1. APs can just update the "forward MTU" field in IP packets, they don't need to be full routers for this. Yeah, it's a layering violation, but I doubt that people care too much about that sort of thing anymore.

2. MTU can be added to ARP/ND directly. So the sender will discover the L2 MTU of the destination when it does the initial L2 discovery. WiFi APs are responsible for ARP/ND already, so it even fits in well into the "proper" layered model.

Also, how do APs handle jumbo frames? I need to do some experiments...

So you think you understand IP fragmentation?

Posted Feb 9, 2024 17:03 UTC (Fri) by pizza (subscriber, #46) [Link] (1 responses)

> Also, how do APs handle jumbo frames? I need to do some experiments...

Based on my (admittedly not recent), they don't handle it well. Indeed, despite wifi nominally supporting 2300ish byte MTUs, APs routinely fail with anything over 1500 bytes. Because reasons.

(That is is the main reason why I reverted back to 1500 byte MTUs on my home networks....)

So you think you understand IP fragmentation?

Posted Feb 9, 2024 17:22 UTC (Fri) by Cyberax (✭ supporter ✭, #52523) [Link]

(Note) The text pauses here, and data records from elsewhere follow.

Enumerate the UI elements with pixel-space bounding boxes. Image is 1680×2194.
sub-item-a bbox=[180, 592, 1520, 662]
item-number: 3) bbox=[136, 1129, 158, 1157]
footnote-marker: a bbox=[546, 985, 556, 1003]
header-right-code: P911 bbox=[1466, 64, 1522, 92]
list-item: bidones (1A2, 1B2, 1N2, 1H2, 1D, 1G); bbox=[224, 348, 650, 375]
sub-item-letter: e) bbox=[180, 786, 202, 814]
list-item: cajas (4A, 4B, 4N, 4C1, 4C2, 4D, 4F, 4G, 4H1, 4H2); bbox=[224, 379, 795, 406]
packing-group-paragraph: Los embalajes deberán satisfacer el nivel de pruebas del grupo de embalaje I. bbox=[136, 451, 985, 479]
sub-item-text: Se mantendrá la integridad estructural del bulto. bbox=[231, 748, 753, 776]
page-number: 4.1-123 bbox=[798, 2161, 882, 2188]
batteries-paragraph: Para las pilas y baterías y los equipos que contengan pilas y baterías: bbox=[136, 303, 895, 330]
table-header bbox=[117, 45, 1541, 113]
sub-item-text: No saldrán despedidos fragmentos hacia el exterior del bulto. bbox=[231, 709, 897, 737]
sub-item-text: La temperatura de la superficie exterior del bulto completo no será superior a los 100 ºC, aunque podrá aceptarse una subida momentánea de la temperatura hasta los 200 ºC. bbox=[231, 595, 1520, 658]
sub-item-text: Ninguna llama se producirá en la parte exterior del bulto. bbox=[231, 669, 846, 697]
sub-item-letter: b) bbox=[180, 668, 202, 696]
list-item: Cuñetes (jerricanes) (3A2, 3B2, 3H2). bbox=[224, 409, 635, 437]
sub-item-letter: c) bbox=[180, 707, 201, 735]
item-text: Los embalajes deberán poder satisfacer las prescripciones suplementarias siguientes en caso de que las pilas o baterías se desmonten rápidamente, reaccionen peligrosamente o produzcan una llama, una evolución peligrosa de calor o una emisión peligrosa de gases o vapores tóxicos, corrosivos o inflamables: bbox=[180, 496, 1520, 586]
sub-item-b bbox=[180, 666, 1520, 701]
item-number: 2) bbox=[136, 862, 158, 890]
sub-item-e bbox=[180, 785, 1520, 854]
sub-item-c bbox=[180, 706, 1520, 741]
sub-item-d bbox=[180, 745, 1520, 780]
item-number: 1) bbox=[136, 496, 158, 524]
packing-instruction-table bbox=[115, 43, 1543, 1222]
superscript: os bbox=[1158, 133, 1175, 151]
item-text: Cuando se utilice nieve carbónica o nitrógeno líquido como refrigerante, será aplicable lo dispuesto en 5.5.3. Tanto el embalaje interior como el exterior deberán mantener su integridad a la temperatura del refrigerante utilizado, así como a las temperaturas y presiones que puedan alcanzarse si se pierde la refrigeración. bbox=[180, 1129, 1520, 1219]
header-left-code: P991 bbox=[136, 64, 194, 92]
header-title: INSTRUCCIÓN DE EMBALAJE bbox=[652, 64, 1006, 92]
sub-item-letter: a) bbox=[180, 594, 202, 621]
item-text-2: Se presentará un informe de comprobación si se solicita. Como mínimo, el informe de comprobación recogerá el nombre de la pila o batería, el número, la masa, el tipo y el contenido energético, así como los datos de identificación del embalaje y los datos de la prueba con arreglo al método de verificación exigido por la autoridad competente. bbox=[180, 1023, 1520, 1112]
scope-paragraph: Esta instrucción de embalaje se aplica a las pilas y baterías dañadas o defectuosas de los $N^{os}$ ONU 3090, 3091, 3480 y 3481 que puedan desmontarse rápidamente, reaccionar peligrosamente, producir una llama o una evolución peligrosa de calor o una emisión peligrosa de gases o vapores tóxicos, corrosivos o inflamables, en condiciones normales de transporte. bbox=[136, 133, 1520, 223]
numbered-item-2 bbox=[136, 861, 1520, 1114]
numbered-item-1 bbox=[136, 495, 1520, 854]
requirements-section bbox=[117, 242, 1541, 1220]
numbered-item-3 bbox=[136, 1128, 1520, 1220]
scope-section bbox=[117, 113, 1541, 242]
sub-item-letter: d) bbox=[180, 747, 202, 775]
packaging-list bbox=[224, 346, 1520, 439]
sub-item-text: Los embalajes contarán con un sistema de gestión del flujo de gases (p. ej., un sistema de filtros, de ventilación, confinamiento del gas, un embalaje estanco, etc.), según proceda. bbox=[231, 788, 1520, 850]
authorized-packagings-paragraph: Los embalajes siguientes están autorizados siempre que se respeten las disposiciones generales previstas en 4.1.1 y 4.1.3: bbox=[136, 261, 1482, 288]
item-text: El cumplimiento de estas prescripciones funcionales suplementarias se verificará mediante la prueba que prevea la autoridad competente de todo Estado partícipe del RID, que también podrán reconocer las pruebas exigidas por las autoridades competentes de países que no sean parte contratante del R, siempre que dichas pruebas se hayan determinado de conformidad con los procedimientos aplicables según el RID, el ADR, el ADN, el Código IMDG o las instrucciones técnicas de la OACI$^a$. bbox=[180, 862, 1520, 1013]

Ha. My AP synthesizes ICMP Too Big packets. Layering violation, you say?

I have 9k MTU within my home network (and I get 10500 megabits over 10GB connections), and so far my WiFi has been behaving pretty well. I can get 1.5GBps download and 2.5GBps upload.

So you think you understand IP fragmentation?

Posted Feb 9, 2024 16:05 UTC (Fri) by paulj (subscriber, #341) [Link] (2 responses)

Nearly all equipment has supported at least 9k MTU for a long while. The problem now is the network protocols we use have no reliable way to figure out how to use larger MTUs.

See my blog link in another comment in this article. It has quotes from an early paper on TCPIP from Kahn and Cerf explaining why it is important to have a reliable network mechanism to allow different MTU networks to inter-op. Unfortunately, we - collectively - failed to heed their wise words.

A reliable mechanism needs to be in-band. E.g., data-plane fragmentation. Side-band end-host solutions - i.e., relying on ICMP messages - have proven to be fragile. Pure end-host probing (i.e. Path-MTU Discovery, in protocol or out) is also inefficient, temporally unreliable, and fragile.

So you think you understand IP fragmentation?

Posted Feb 9, 2024 17:00 UTC (Fri) by Cyberax (✭ supporter ✭, #52523) [Link] (1 responses)

> Nearly all equipment has supported at least 9k MTU for a long while

Except for WiFi. Its PHY MTU is just 2300 bytes.

So you think you understand IP fragmentation?

Posted Feb 9, 2024 17:40 UTC (Fri) by farnz (subscriber, #17727) [Link]

That's the MAC MTU; the PHY MTU can be as large as 2,097,148 bytes in 802.11ac networks (noting that the PHY MTU depends both on static parameters like channel width, but also dynamic parameters like time it will take to transmit the frame). For 802.11ax, the PHY MTU is permitted to go as high as 6,500,631 bytes. Even as early as 802.11n (in 2009), the PHY MTU was allowed to go as large as 65,536 bytes under good conditions.

This is made useful with a much smaller MAC MTU by having aggregation options, so that a single PHY frame contains many MAC frames; the downside is that there is overhead for each and every MAC frame in the PHY frame, which would go down if the MAC frames were larger. There would still be overhead mapping MAC frames into PHY frames, so you wouldn't have as large a MAC MTU as the PHY MTUs, but there would be large MTUs involved.